Roger accepted their hospitality and listened to their Indian small-talk with great good-humour, and when now and then some sympathetic soul, guessing, as a good many did, one of the lad’s secrets, talked admiringly of Rosalind, he felt himself rewarded for a good deal of long-suffering. Had he heard some of the jokes passed behind his back, his satisfaction might have been considerably tempered.

“I always said,” observed one shrewd dowager, “that Oliphant would make a catch with that daughter of his. He has done it, evidently. This boy will be worth five or ten thousand a year, I hear.”

“Poor fellow! He looks as if it will be a battle with him to reach it. What a cough!”

“I can’t understand Oliphant not taking better care of him. He drags him about all over town, as if the boy were cast iron. I met them out twice this week.”

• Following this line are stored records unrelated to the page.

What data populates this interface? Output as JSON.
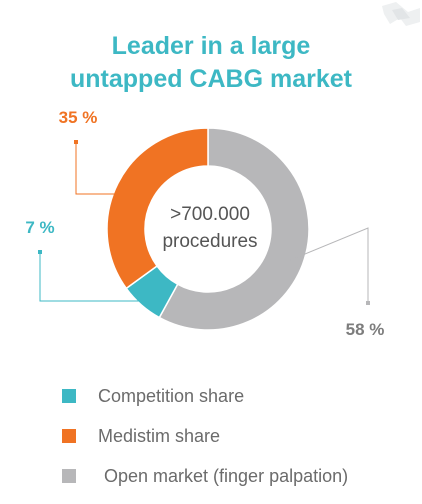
{
  "title_lines": [
    "Leader in a large",
    "untapped CABG market"
  ],
  "center_text": [
    ">700.000",
    "procedures"
  ],
  "chart_data": {
    "type": "pie",
    "variant": "donut",
    "title": "Leader in a large untapped CABG market",
    "slices": [
      {
        "label": "Competition share",
        "value": 7,
        "display": "7 %",
        "color": "#3db8c4"
      },
      {
        "label": "Medistim share",
        "value": 35,
        "display": "35 %",
        "color": "#f07323"
      },
      {
        "label": "Open market (finger palpation)",
        "value": 58,
        "display": "58 %",
        "color": "#b7b7b9"
      }
    ],
    "legend_position": "bottom-left"
  },
  "colors": {
    "title": "#3db8c4",
    "competition": "#3db8c4",
    "medistim": "#f07323",
    "open_market": "#b7b7b9",
    "open_label": "#7d7d7d"
  }
}
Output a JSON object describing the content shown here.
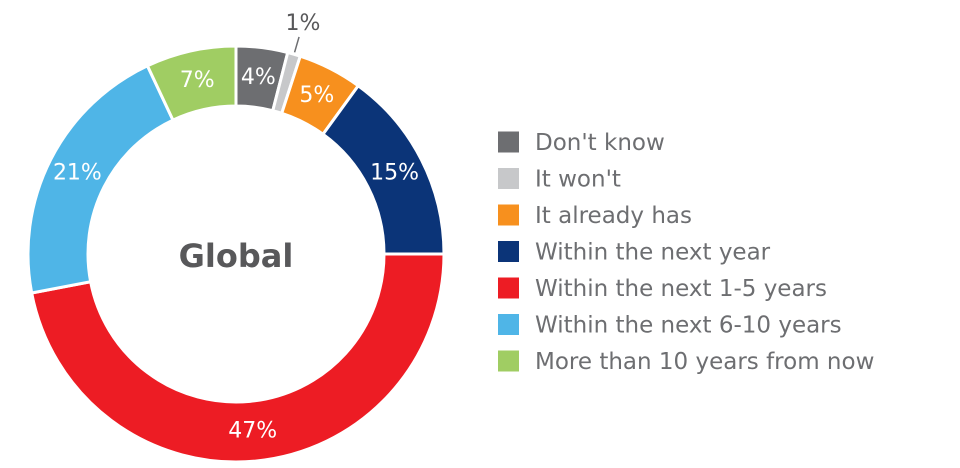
{
  "chart_data": {
    "type": "pie",
    "donut": true,
    "center_label": "Global",
    "slices": [
      {
        "name": "Don't know",
        "value": 4,
        "label": "4%",
        "color": "#6d6e71"
      },
      {
        "name": "It won't",
        "value": 1,
        "label": "1%",
        "color": "#c7c8ca"
      },
      {
        "name": "It already has",
        "value": 5,
        "label": "5%",
        "color": "#f7901e"
      },
      {
        "name": "Within the next year",
        "value": 15,
        "label": "15%",
        "color": "#0b3478"
      },
      {
        "name": "Within the next 1-5 years",
        "value": 47,
        "label": "47%",
        "color": "#ed1c24"
      },
      {
        "name": "Within the next 6-10 years",
        "value": 21,
        "label": "21%",
        "color": "#4fb5e7"
      },
      {
        "name": "More than 10 years from now",
        "value": 7,
        "label": "7%",
        "color": "#a0cd63"
      }
    ],
    "legend_position": "right"
  }
}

“Certainly one cannot afford to play fast and loose with the goose that lays the golden eggs.”

The “goose” in question made other acquaintances than these. In his bachelor days Captain Oliphant had “knocked about” in London pretty considerably, and had a notion, now that he was a bachelor again, to repeat the process. Roger—a raw country boy, as the reader by this time will admit—found himself entered upon a gay round of club and Bohemian life, which to an old stager like the captain may have seemed a little slow, but to a susceptible youth was decidedly attractive. The guardian’s fast acquaintances made the young heir of Maxfield welcome, and might have proceeded to pluck him had his protector permitted. Roger speedily discovered what hundreds of locks there are which the mere rumour of money will unlock. He had never had such an idea of his own importance before, and for a short time he deluded himself into the belief that his popularity was due wholly and solely to his personal merits.

Captain Oliphant fostered this delusion carefully.

“I hope you are enjoying yourself, my dear boy,” he would say, after a particularly festive evening.